L’immaturité occidentale se fait quant à elle encore sentir : pour preuve, la bataille ardue pour faire reconnaître le nucléaire comme énergie verte auprès de la Commission européenne, en pleine crise gazière internationale. Il semble pourtant que nous soyons à la veille d’un changement de paradigme. En témoignent les propos de la présidente de la Commission européenne, Ursula von der Leyen, prononcés hier lors de l’ouverture du Nuclear Energy Summit, à Boulogne-Billancourt. Elle a rappelé qu’en « 1990, un tiers de l’électricité européenne provenait du nucléaire ; aujourd’hui, ce n’est plus que proche de 15 % ». Avant d’ajouter : « Cette réduction […] a été un choix. Je crois que c’était une erreur stratégique pour l’Europe de tourner le dos à une source d’énergie fiable, abordable et à faible émission. » Un aveu bien tardif…

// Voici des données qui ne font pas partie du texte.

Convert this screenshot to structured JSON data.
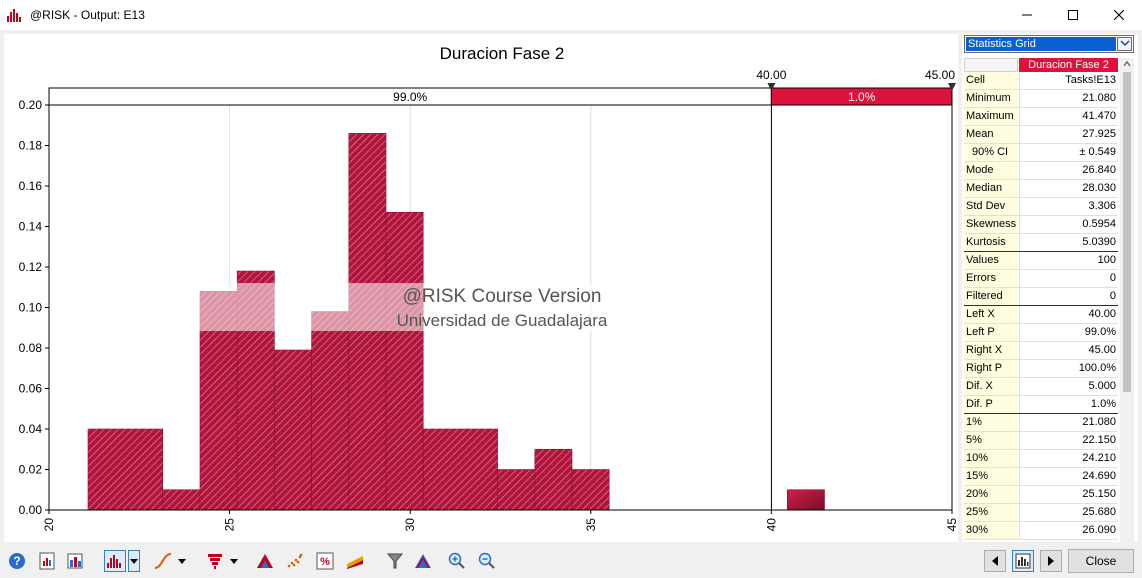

Cependant, les exigences techniques de sûreté mises en place après Fukushima continuent de peser sur les performances du parc nucléaire français, actuel comme futur, ainsi que sur celles du parc européen. Les nouveaux projets sont onéreux, longs et complexes à construire, et peu compétitifs. Après quinze années d’hystérie, il reste à espérer que la raison l’emporte sur le dogmatisme et l’instrumentalisation des peurs. Pour que le nucléaire puisse redevenir une énergie d’avenir et un levier majeur de la décarbonation.